## CodeSoft Task 3
### Nitya Joshi

In [3]:
import pandas as pd
from sklearn.metrics.pairwise import cosine_similarity

# Sample data
ratings_dict = {
    'user_id': [1, 1, 1, 2, 2, 3, 3, 4, 4, 4],
    'movie_id': [1, 2, 3, 1, 2, 2, 3, 1, 3, 4],
    'rating': [5, 4, 3, 5, 2, 4, 4, 2, 4, 5]
}

movies_dict = {
    'movie_id': [1, 2, 3, 4],
    'title': ['Movie A', 'Movie B', 'Movie C', 'Movie D'],
    'genre': ['Action', 'Comedy', 'Action', 'Drama']
}

# Create DataFrame
ratings_df = pd.DataFrame(ratings_dict)
movies_df = pd.DataFrame(movies_dict)

# Merge ratings with movie titles
ratings_df = pd.merge(ratings_df, movies_df, on='movie_id')

# Create user-item matrix
user_item_matrix = ratings_df.pivot_table(index='user_id', columns='title', values='rating')

# Fill NaN values with 0 for similarity calculation
user_item_matrix_filled = user_item_matrix.fillna(0)

# Compute cosine similarity between users
user_similarity = cosine_similarity(user_item_matrix_filled)
user_similarity_df = pd.DataFrame(user_similarity, index=user_item_matrix.index, columns=user_item_matrix.index)

# Create a matrix of movie genres
genre_matrix = pd.get_dummies(movies_df.set_index('title')['genre'])

# Normalize genre matrix for cosine similarity
genre_matrix_normalized = genre_matrix.div(genre_matrix.sum(axis=1), axis=0)

# Compute cosine similarity between movies based on genres
genre_similarity = cosine_similarity(genre_matrix_normalized)
genre_similarity_df = pd.DataFrame(genre_similarity, index=genre_matrix.index, columns=genre_matrix.index)

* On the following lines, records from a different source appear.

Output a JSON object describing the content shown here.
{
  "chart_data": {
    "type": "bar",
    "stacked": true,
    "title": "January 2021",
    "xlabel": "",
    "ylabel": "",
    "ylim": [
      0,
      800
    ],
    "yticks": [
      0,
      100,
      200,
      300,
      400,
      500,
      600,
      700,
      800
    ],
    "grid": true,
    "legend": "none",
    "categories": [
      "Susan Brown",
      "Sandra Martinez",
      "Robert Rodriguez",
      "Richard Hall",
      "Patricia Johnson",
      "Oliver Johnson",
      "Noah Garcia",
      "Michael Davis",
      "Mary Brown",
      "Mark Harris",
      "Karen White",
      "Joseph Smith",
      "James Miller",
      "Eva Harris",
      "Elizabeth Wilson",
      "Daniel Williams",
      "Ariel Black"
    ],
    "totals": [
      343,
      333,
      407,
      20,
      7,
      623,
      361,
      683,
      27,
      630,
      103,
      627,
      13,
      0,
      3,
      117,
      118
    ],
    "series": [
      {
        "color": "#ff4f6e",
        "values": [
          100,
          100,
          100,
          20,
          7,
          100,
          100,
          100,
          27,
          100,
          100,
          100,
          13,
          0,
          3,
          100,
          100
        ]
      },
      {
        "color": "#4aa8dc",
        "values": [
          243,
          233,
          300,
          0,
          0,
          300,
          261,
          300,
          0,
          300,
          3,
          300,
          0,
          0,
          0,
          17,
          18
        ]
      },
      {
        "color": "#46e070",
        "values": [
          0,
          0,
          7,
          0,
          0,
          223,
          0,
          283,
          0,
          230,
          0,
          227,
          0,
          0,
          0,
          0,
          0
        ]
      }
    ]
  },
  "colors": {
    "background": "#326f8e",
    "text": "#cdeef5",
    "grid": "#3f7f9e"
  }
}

def get_hybrid_recommendations(user_id, user_item_matrix, user_similarity_df, genre_similarity_df, alpha=0.5, n_recommendations=2):
    # Collaborative filtering component
    similar_users = user_similarity_df[user_id].sort_values(ascending=False).index[1:]
    similar_users_ratings = user_item_matrix.loc[similar_users].mean().sort_values(ascending=False)
    user_rated_movies = user_item_matrix.loc[user_id].dropna().index
    collaborative_recommendations = similar_users_ratings.drop(user_rated_movies)
    
    # Content-based filtering component
    user_rated_movie_titles = user_item_matrix.loc[user_id].dropna().index
    content_scores = genre_similarity_df[user_rated_movie_titles].mean(axis=1).sort_values(ascending=False)
    content_based_recommendations = content_scores.drop(user_rated_movies)
    
    # Hybrid recommendation: combine scores with weighting
    hybrid_scores = (alpha * collaborative_recommendations + (1 - alpha) * content_based_recommendations).sort_values(ascending=False)
    
    # Return top N recommendations
    recommendations = hybrid_scores.head(n_recommendations)
    
    return recommendations

# Get hybrid recommendations for user 1 with a 70% weight to collaborative filtering and 30% to content-based filtering
user_id = 1
alpha = 0.7
recommendations = get_hybrid_recommendations(user_id, user_item_matrix, user_similarity_df, genre_similarity_df, alpha)
print(f"Hybrid Recommendations for User {user_id}:")
print(recommendations)


Hybrid Recommendations for User 1:
title
Movie D    3.5
dtype: float64